Ron turned angrily toward her, grabbing her arm and pulling her roughly toward him until they were face to face. She could hear his angry and sharp breathing, and when he spoke it came out in a near growl, "Don't you think I know that? I lost family during the war, Hermione. I saw friends who I'd once played wizarding chess with in the common room die on the battle field and be trampled as their own side pressed the attack forward. Yes, I want to forget, okay?"
Hermione's eyes didn't leave his face, and she said softly, "Harry can't forget, Ron."
He let go of her arm, which she absently massaged with her hand, still focused on her boyfriend, "I know. But I don't know what to say when I'm around him, and it's awkward for both of us."
"You don't want to forget about him, though, do you?"
"Of course not," he snapped, "He's my best friend. That hasn't changed. He's just not the same, Hermione. All he talks about is the war."
"Harry's still in there, Ron, and I've noticed that he's a bit more himself when you're around."
Ron sighed, his cheeks pink out of agitation or embarassment, "Maybe I will take Ginny to the game this weekend."

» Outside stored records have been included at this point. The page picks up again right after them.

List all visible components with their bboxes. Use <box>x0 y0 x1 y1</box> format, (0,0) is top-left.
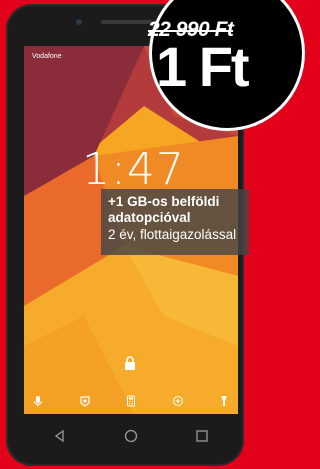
front-camera <box>76 19 82 25</box>
microphone-icon[interactable] <box>32 394 44 407</box>
flashlight-icon[interactable] <box>218 394 230 406</box>
lock-clock: 1:47 <box>82 144 185 195</box>
vodafone-app-icon[interactable] <box>79 394 91 407</box>
promo-line-2: adatopcióval <box>108 210 191 225</box>
promo-line-1: +1 GB-os belföldi <box>108 194 220 209</box>
lock-icon[interactable] <box>124 356 136 370</box>
calculator-icon[interactable] <box>125 394 137 407</box>
browser-icon[interactable] <box>172 394 184 406</box>
back-icon[interactable] <box>52 428 68 444</box>
earpiece <box>101 20 153 24</box>
recents-icon[interactable] <box>194 428 210 444</box>
home-icon[interactable] <box>123 428 139 444</box>
new-price: 1 Ft <box>156 35 250 98</box>
navigation-bar <box>24 418 238 454</box>
promo-line-3: 2 év, flottaigazolással <box>108 227 237 242</box>
promo-box: +1 GB-os belföldi adatopcióval 2 év, flo… <box>101 189 249 255</box>
carrier-label: Vodafone <box>32 53 62 60</box>
lock-shortcuts <box>32 393 230 407</box>
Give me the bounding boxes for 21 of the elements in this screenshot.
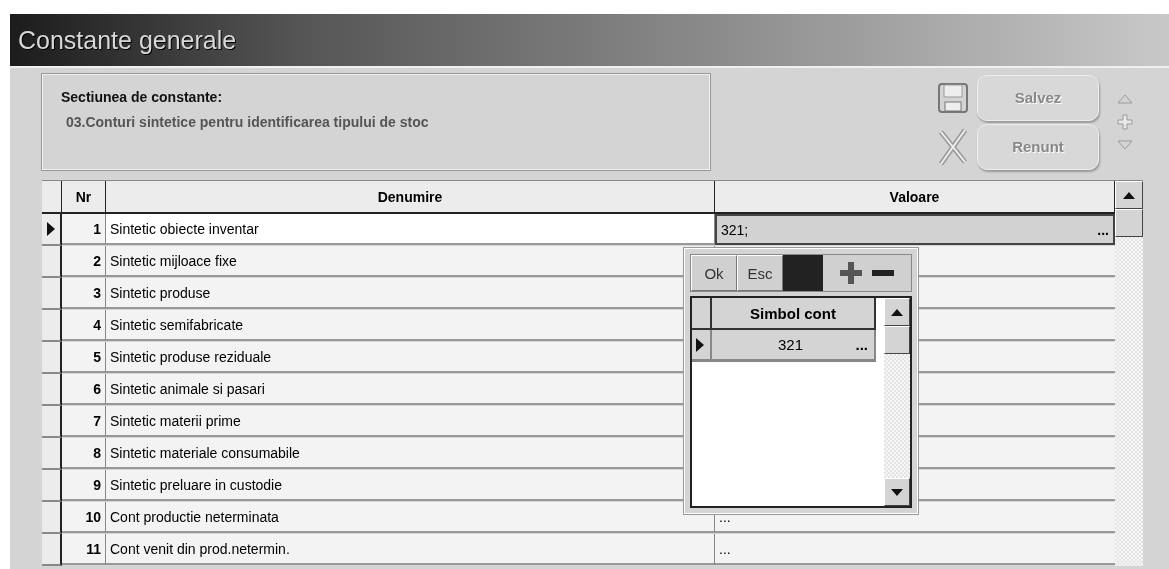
row-number: 5 [62, 342, 106, 373]
row-number: 8 [62, 438, 106, 469]
row-number: 3 [62, 278, 106, 309]
section-value: 03.Conturi sintetice pentru identificarea tipului de stoc [65, 114, 430, 130]
value-text: ... [719, 540, 731, 557]
row-number: 6 [62, 374, 106, 405]
table-cell: Cont productie neterminata [106, 502, 715, 533]
value-text: 321 [778, 336, 804, 353]
window-title: Constante generale [18, 25, 237, 55]
row-number: 1 [62, 214, 106, 245]
row-number: 4 [62, 310, 106, 341]
table-cell: Sintetic obiecte inventar [106, 214, 715, 245]
row-number: 2 [62, 246, 106, 277]
value-text: ... [719, 508, 731, 525]
row-number: 7 [62, 406, 106, 437]
table-cell: Cont venit din prod.netermin. [106, 534, 715, 565]
row-number: 9 [62, 470, 106, 501]
row-number: 11 [62, 534, 106, 565]
row-number: 10 [62, 502, 106, 533]
value-text: 321; [721, 221, 749, 238]
section-label: Sectiunea de constante: [61, 89, 224, 105]
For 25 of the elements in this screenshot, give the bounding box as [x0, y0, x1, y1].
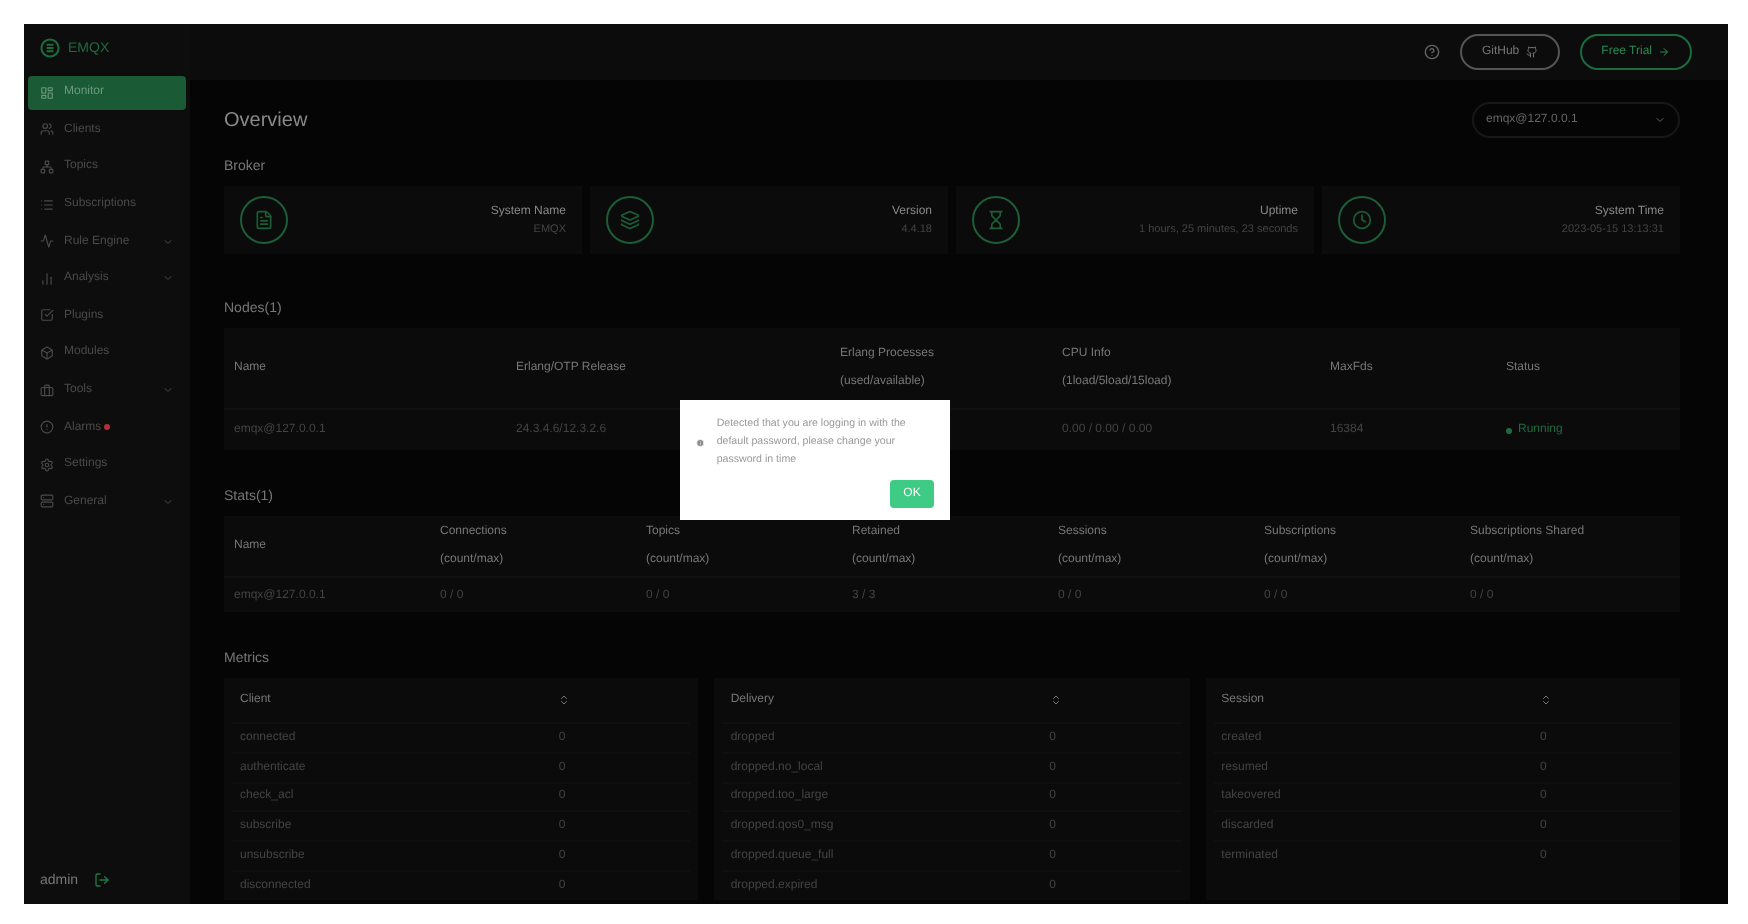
- logo-icon: [40, 38, 60, 58]
- menu-item-icon: [40, 383, 54, 398]
- logout-icon[interactable]: [94, 872, 111, 888]
- help-icon[interactable]: [1423, 44, 1440, 60]
- menu-item-icon: [40, 197, 54, 212]
- menu-item-icon: [40, 122, 54, 137]
- menu-item-icon: [40, 308, 54, 323]
- status-dot: [1506, 427, 1512, 433]
- page-title: Overview: [224, 109, 308, 131]
- info-icon: [696, 434, 705, 452]
- menu-item-icon: [40, 494, 54, 509]
- card-icon: [1338, 196, 1386, 244]
- card-icon: [240, 196, 288, 244]
- arrow-right-icon: [1658, 46, 1670, 58]
- menu-item-icon: [40, 345, 54, 360]
- chevron-down-icon: [1654, 114, 1666, 126]
- card-icon: [972, 196, 1020, 244]
- menu-item-icon: [40, 271, 54, 286]
- menu-item-icon: [40, 159, 54, 174]
- github-icon: [1525, 46, 1538, 58]
- menu-item-icon: [40, 234, 54, 249]
- menu-item-icon: [40, 420, 54, 435]
- menu-item-icon: [40, 85, 54, 100]
- menu-item-icon: [40, 457, 54, 472]
- card-icon: [606, 196, 654, 244]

"I think that's a good idea. And a good start."
Ron looked away and then back at her, looking fully apologetic for the first time that night, "Do you want to stay at my flat tonight? I know you've got a few changes of clothes there, and it's actually closer to the Ministry than your place."
"I was actually . . ." She glanced at the taxi and then back at her boyfriend, biting her bottom lip as she tried to find a way not to cycle into the same argument.

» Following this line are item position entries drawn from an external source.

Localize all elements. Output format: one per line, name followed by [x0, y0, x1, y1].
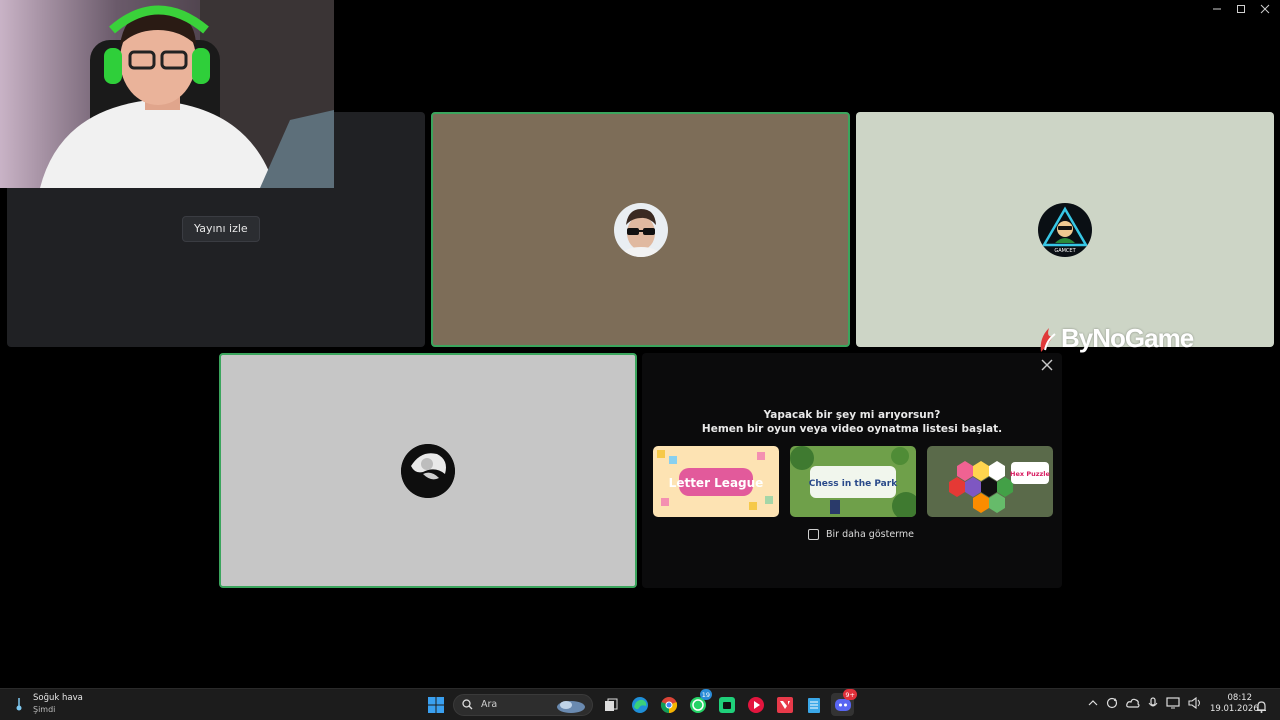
- maximize-icon[interactable]: [1234, 2, 1248, 16]
- windows-start-icon[interactable]: [424, 693, 447, 716]
- search-highlight-icon: [557, 700, 585, 713]
- close-window-icon[interactable]: [1258, 2, 1272, 16]
- taskbar-clock[interactable]: 08:12 19.01.2026: [1210, 693, 1259, 715]
- search-placeholder: Ara: [481, 699, 498, 710]
- avatar-caption: GAMCET: [1054, 248, 1076, 254]
- edge-browser-icon[interactable]: [628, 693, 651, 716]
- participant-tile-user3[interactable]: GAMCET: [856, 112, 1274, 347]
- notepad-icon[interactable]: [802, 693, 825, 716]
- dont-show-again-label: Bir daha gösterme: [826, 529, 914, 540]
- checkbox-icon[interactable]: [808, 529, 819, 540]
- participant-avatar: GAMCET: [1038, 202, 1092, 257]
- window-controls: [1210, 2, 1272, 16]
- minimize-icon[interactable]: [1210, 2, 1224, 16]
- whatsapp-icon[interactable]: 19: [686, 689, 712, 716]
- game-card-title: Letter League: [669, 476, 764, 490]
- taskbar-search-input[interactable]: Ara: [453, 693, 593, 716]
- weather-widget[interactable]: Soğuk hava Şimdi: [12, 693, 83, 715]
- activity-title: Yapacak bir şey mi arıyorsun?: [763, 409, 941, 421]
- task-view-icon[interactable]: [599, 693, 622, 716]
- game-card-title: Hex Puzzle: [1010, 470, 1050, 478]
- chevron-up-icon[interactable]: [1088, 698, 1098, 711]
- display-icon[interactable]: [1166, 697, 1180, 712]
- watermark-text: ByNoGame: [1061, 323, 1194, 353]
- bynogame-logo-icon: [1040, 327, 1056, 352]
- weather-subtitle: Şimdi: [33, 705, 56, 714]
- webcam-overlay: [0, 0, 334, 188]
- valorant-icon[interactable]: [773, 693, 796, 716]
- game-card-hex-puzzle[interactable]: Hex Puzzle: [927, 446, 1053, 517]
- clock-time: 08:12: [1227, 693, 1253, 703]
- weather-title: Soğuk hava: [33, 693, 83, 703]
- webcam-feed-image: [0, 0, 334, 188]
- clock-date: 19.01.2026: [1210, 704, 1259, 714]
- system-tray: [1088, 696, 1202, 712]
- discord-badge: 9+: [843, 689, 857, 700]
- game-card-letter-league[interactable]: Letter League: [653, 446, 779, 517]
- game-card-title: Chess in the Park: [809, 479, 898, 489]
- cloud-icon[interactable]: [1126, 697, 1140, 712]
- dont-show-again-checkbox[interactable]: Bir daha gösterme: [808, 529, 914, 540]
- participant-tile-user2[interactable]: [431, 112, 850, 347]
- discord-icon[interactable]: 9+: [831, 689, 857, 716]
- windows-taskbar: Soğuk hava Şimdi Ara 19 9+ 08:12 19.01.2…: [0, 688, 1280, 720]
- notification-bell-icon[interactable]: [1256, 698, 1267, 717]
- weather-icon: [16, 698, 22, 711]
- microphone-icon[interactable]: [1148, 697, 1158, 712]
- activity-subtitle: Hemen bir oyun veya video oynatma listes…: [701, 423, 1003, 435]
- close-icon[interactable]: [1040, 359, 1054, 373]
- whatsapp-badge: 19: [699, 689, 712, 700]
- media-player-icon[interactable]: [744, 693, 767, 716]
- participant-avatar: [613, 202, 668, 257]
- search-icon: [462, 699, 473, 710]
- game-card-chess-in-the-park[interactable]: Chess in the Park: [790, 446, 916, 517]
- watch-stream-button[interactable]: Yayını izle: [182, 216, 260, 242]
- bynogame-watermark: ByNoGame: [1037, 323, 1194, 354]
- discord-call-window: Yayını izle GAMCET ByNoGame Yapacak bir …: [0, 0, 1280, 720]
- activity-suggestion-panel: Yapacak bir şey mi arıyorsun? Hemen bir …: [642, 353, 1062, 588]
- taskbar-apps: Ara 19 9+: [424, 689, 857, 716]
- activity-cards: Letter League Chess in the Park Hex Puzz…: [653, 446, 1053, 517]
- participant-avatar: [401, 443, 455, 498]
- tiktok-app-icon[interactable]: [715, 693, 738, 716]
- volume-icon[interactable]: [1188, 696, 1202, 712]
- sync-icon[interactable]: [1106, 697, 1118, 712]
- participant-tile-user4[interactable]: [219, 353, 637, 588]
- chrome-icon[interactable]: [657, 693, 680, 716]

"Going to visit Harry?" He asked, running a hand through his flaming red hair and shaking his head as though he couldn't believe his own patience. All of his volatile anger seemed to have left him, though, and he simply shrugged helplessly.

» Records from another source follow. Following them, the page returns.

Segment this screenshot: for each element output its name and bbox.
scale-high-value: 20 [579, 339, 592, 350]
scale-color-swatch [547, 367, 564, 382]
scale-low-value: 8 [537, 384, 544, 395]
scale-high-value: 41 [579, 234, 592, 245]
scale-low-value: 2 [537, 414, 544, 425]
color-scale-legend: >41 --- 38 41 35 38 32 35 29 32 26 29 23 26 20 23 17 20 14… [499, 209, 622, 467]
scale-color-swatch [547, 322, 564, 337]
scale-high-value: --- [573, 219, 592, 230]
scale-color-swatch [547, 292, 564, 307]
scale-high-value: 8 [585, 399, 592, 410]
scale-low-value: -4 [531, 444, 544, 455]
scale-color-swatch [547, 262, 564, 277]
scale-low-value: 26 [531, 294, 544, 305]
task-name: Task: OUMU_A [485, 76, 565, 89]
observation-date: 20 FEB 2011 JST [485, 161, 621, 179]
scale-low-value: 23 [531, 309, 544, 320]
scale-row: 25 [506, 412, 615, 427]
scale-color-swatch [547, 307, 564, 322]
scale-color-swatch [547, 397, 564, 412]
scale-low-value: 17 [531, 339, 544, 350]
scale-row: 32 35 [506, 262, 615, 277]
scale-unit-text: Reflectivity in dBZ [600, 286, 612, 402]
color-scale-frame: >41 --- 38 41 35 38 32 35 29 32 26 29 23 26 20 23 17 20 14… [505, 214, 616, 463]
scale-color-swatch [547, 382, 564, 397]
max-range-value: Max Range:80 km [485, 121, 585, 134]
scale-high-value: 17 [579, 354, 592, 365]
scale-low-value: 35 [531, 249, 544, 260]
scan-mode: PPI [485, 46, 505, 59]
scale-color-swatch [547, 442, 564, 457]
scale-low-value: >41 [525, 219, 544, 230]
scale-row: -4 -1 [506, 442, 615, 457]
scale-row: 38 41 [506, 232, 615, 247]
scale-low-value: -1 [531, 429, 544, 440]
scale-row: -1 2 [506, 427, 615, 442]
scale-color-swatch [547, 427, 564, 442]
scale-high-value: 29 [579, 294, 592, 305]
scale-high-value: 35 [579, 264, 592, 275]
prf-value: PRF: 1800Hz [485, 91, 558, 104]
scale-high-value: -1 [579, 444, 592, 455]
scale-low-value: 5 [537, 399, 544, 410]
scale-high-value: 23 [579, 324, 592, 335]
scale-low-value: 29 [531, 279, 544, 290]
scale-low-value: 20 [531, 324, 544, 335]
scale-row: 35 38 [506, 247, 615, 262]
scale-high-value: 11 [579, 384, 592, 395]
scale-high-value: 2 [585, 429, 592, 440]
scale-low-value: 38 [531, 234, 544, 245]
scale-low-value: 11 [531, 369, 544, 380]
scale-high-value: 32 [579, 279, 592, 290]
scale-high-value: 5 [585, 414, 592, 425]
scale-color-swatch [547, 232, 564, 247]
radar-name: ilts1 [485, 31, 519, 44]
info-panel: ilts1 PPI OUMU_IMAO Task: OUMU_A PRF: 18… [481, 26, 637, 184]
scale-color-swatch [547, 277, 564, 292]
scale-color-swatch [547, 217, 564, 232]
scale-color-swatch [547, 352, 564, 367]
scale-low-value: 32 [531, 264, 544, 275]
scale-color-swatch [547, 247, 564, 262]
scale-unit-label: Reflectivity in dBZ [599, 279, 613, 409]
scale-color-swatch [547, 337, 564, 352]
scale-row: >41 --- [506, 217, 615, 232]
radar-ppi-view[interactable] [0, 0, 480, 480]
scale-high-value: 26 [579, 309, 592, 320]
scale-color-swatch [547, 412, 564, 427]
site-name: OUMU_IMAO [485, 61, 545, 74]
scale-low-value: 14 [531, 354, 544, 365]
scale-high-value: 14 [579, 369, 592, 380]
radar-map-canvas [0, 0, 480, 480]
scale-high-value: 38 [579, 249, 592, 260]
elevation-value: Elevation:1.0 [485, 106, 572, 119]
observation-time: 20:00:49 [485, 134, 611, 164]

"I was going to take him some dinner. I worry that he's not eating enough. Your mother and I have been taking turns taking him meals. Tonight is my night."
"Yeah, okay," he turned to go and said, "I guess I'll see you . . . around, then."
"Ron! We just talked about this!" She said, catching up to him quickly and smiling, placing his hands on her waist and her own hands on his shoulders. "Come with me to see Harry. And then we can go back to your flat and I'll stay the night. Maybe I'll even call off from work tomorrow. I'm ahead on all of my work and Merlin knows I have sick days to spare."
"And we'll spend the entire day together?" Ron asked doubtfully, "No Harry?"
"Yes," she kissed him.
With a resigned sigh, he asked, "Are you going now?"
She gave him an ironic smile and said, "The cab's waiting."